Careful, this is how you fall down the Are Dependent Types The Answer?? hole.
perching_aix
Not sure what that's supposed to mean, but if Icelandic is anything like my native language in this, then it is indeed a pronunciation based thing. Which should make sense, since languages are (historically) spoken first, written second.
dmit
Heheh, it was mostly a reference to my [and mostly others'!] experiments with encoding human languages in a programming language. There are some pretty neat ideas there to explore, like the difference between Subject-Object-Verb (SOV) and Object-Subject-Verb. Or postfix languages (e.g. Forth) mapping to some human languages.
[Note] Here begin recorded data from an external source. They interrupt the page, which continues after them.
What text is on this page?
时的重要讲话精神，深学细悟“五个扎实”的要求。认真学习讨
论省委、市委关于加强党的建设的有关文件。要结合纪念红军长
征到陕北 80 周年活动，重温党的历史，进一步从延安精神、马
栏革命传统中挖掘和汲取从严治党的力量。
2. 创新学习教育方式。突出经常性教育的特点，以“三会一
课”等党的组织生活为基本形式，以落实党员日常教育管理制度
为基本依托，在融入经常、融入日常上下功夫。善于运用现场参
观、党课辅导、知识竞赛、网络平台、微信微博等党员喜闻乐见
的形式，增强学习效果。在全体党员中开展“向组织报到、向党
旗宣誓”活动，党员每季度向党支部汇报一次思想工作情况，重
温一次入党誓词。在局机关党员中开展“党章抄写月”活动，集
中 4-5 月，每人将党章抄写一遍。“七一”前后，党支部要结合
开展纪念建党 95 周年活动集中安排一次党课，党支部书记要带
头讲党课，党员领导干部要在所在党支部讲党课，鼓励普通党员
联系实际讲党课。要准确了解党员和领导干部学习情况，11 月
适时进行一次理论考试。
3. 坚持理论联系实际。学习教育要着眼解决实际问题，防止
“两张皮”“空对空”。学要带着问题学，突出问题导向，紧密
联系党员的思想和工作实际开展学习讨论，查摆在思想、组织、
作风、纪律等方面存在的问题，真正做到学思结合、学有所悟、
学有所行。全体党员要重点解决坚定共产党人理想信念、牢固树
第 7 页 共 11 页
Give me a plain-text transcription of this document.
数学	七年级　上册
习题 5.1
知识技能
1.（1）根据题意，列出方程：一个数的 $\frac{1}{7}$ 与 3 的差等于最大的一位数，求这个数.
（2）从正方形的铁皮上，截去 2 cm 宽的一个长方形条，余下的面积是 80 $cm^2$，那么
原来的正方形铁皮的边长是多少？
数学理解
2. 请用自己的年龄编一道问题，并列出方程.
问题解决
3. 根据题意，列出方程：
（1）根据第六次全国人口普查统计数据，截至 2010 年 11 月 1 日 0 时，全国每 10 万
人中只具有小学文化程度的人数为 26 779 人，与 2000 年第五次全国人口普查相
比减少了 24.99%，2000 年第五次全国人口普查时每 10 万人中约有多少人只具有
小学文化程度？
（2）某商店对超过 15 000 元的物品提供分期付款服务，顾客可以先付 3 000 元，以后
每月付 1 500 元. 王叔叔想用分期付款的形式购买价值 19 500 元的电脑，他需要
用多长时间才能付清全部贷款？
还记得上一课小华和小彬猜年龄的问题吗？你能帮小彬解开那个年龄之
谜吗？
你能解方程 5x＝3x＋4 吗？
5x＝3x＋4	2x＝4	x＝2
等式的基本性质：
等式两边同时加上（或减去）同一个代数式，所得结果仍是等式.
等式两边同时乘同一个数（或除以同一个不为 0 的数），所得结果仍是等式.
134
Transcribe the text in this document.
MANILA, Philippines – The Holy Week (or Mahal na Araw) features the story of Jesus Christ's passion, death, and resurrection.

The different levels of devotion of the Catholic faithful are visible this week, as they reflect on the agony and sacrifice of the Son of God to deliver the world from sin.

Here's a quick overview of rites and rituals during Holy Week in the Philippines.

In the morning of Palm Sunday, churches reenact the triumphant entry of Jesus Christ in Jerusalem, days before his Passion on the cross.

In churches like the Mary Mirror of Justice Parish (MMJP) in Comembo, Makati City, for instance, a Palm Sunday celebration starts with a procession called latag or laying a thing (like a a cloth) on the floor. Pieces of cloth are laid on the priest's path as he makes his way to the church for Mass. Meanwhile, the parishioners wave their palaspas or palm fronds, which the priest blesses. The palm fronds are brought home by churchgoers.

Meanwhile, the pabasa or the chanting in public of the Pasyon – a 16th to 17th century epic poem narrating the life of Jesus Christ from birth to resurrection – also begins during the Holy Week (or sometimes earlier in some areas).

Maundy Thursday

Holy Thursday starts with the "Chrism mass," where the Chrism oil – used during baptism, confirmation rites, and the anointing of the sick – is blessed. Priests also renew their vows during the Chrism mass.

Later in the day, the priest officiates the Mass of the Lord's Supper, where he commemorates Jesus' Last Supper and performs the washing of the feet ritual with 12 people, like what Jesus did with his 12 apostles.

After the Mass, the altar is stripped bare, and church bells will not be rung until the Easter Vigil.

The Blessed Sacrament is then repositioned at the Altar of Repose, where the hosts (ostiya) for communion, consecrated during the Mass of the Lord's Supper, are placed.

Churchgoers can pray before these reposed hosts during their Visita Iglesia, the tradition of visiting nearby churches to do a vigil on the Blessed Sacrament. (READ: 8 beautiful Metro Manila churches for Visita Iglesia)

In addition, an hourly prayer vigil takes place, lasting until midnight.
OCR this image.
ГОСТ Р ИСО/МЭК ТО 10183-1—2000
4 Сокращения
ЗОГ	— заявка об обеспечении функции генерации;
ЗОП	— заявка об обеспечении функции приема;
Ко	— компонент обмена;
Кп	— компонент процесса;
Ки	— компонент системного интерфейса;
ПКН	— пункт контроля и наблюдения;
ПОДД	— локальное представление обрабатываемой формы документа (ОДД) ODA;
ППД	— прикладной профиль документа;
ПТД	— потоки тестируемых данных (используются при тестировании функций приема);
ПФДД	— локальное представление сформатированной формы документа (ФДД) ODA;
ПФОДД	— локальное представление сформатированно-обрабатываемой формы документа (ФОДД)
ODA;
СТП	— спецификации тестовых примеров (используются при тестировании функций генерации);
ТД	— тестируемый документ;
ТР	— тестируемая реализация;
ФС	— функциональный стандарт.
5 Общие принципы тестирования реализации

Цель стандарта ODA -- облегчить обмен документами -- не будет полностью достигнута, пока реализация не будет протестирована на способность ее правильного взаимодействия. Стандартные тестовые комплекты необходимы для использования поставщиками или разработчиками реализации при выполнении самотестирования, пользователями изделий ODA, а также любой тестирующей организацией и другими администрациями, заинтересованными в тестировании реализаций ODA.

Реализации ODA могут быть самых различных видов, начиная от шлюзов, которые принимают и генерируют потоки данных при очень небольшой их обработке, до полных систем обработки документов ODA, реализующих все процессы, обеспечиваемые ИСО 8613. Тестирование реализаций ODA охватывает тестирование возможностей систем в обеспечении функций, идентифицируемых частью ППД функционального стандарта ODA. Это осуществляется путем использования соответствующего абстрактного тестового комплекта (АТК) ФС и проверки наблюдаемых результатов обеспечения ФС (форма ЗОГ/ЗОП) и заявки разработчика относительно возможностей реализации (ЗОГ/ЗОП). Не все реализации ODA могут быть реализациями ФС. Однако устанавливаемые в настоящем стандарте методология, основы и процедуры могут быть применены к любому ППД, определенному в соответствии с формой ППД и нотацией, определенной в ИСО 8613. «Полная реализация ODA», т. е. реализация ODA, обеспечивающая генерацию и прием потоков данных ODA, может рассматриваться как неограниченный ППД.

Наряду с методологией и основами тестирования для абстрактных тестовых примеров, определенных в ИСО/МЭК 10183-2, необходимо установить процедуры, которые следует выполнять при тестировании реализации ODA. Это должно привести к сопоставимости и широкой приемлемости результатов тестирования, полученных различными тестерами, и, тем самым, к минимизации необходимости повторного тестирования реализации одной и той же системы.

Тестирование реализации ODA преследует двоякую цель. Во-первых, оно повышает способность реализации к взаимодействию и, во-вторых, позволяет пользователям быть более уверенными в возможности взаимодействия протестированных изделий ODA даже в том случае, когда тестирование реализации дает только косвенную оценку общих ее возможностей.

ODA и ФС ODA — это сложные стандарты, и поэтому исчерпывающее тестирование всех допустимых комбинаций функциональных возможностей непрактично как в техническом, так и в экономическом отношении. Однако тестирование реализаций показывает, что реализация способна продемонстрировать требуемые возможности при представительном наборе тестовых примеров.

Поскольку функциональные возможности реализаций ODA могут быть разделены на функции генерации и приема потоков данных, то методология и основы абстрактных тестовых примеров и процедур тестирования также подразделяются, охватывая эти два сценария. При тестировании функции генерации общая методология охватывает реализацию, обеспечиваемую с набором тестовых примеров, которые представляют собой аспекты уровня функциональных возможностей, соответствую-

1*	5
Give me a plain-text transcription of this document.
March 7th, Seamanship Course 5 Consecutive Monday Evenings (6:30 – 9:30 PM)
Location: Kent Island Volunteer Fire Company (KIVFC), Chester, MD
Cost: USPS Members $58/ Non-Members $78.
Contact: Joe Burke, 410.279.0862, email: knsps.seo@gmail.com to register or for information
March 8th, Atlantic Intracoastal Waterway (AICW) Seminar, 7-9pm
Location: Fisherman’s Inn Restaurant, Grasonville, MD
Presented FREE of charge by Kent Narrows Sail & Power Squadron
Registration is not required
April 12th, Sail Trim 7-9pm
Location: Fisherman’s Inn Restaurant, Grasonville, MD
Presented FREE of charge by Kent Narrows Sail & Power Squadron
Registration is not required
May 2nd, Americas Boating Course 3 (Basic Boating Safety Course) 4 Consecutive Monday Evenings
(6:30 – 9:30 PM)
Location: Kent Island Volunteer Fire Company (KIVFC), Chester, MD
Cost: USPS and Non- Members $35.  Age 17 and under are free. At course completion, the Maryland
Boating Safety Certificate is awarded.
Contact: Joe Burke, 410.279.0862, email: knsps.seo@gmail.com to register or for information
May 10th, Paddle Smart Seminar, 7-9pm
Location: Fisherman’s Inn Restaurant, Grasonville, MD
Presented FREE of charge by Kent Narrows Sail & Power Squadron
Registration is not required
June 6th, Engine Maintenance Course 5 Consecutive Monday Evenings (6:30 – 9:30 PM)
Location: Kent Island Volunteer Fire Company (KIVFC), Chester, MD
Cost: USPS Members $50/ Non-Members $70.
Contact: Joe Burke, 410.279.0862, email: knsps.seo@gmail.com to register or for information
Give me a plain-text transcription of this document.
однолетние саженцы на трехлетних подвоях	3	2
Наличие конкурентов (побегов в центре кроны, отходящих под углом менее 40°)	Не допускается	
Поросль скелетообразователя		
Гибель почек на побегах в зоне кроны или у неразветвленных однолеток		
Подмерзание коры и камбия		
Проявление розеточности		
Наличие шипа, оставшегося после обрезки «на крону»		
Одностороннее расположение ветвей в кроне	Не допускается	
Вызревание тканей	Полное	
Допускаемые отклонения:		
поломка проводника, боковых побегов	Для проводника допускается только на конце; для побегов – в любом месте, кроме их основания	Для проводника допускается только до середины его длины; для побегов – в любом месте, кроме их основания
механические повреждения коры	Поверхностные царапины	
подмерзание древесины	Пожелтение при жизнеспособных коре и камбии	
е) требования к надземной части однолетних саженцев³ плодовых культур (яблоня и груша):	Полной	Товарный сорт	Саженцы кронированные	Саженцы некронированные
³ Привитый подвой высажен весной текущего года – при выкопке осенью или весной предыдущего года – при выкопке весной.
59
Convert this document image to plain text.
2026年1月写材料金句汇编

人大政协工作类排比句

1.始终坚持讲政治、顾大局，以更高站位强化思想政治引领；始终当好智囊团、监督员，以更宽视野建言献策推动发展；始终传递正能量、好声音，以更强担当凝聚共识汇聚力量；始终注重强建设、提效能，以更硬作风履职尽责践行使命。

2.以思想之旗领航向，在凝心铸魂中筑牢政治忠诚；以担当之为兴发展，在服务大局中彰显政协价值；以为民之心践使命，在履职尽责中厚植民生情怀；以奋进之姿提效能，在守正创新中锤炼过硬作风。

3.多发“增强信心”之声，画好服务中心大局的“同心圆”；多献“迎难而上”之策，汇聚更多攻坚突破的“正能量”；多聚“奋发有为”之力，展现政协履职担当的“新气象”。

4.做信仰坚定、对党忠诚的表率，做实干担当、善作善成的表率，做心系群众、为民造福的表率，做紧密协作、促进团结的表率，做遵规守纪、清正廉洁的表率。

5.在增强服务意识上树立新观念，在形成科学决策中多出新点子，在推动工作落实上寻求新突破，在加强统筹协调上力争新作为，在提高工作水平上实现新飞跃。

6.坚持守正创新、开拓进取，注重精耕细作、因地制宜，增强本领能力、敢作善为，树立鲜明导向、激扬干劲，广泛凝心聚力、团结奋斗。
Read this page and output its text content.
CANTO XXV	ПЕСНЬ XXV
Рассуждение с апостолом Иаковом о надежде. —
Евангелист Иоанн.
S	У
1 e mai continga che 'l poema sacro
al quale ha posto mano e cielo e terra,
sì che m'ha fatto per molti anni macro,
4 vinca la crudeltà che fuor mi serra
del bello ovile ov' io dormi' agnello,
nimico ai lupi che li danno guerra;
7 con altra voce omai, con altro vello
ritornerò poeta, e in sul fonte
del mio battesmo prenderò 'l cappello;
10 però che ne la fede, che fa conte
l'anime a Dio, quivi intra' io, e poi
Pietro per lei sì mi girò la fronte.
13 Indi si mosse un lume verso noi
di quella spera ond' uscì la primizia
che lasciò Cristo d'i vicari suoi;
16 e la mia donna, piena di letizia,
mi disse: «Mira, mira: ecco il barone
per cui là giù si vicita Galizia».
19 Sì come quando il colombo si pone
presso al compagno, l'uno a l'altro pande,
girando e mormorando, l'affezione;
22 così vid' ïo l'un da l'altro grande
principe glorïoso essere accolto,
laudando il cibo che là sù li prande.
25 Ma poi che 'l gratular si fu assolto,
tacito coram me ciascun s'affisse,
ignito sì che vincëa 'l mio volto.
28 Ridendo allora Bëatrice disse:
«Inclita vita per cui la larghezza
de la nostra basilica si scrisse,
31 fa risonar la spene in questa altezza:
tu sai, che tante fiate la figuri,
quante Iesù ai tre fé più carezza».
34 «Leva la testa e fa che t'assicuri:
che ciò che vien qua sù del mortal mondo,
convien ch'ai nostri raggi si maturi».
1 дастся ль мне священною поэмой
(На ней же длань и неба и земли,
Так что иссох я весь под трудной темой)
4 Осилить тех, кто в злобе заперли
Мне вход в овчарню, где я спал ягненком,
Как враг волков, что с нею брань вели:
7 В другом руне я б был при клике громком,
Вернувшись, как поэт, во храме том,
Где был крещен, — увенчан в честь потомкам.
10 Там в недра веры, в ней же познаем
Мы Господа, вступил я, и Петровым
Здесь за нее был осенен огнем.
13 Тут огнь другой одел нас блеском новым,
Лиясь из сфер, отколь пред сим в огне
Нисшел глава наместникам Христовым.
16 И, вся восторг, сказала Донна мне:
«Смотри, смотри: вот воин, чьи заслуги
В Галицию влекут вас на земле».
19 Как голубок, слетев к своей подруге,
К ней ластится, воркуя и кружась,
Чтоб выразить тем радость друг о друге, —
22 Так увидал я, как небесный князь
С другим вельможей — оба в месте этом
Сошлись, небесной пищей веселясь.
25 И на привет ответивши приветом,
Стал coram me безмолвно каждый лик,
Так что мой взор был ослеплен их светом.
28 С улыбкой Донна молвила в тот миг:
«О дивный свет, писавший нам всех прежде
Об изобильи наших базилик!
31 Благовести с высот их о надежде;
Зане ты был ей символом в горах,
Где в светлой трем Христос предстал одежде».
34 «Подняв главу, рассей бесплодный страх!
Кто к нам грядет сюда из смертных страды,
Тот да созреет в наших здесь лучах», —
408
In this particular example, having a subsequent part of an expression rely on prior parts would usually be accomplished at runtime in most languages. But some (like Idris) might allow you to encode the rules in the type system. Thus the rabbit hole.
jedimastert
It's like an interview question from hell. Reversing a trie is those things that I might ever use once in my life, but that one time I will look like an absolute wizard.
ryanjshaw
An interesting article but I was surprised there was no discussion about what humans do to address this problem?
Zanfa
They stick with the nominative case. That’s the only safe way not to butcher somebody’s name in a language like Estonian that has 14 cases. It’s infinitely easier to update copy to use only nominative than try to apply the cases automatically.
lifthrasiir
A possible alternative, especially for beygla/strict, would be perfect hashing.
My brain is screaming that there has to be a solution in <1kb uncompressed (for the non-strict version).
Maybe generating a minimal list of regexes that classifies 100% of names correctly? Maybe a big enough bloom filter? Maybe like a bloom filter but instead of hashes we use engineered features?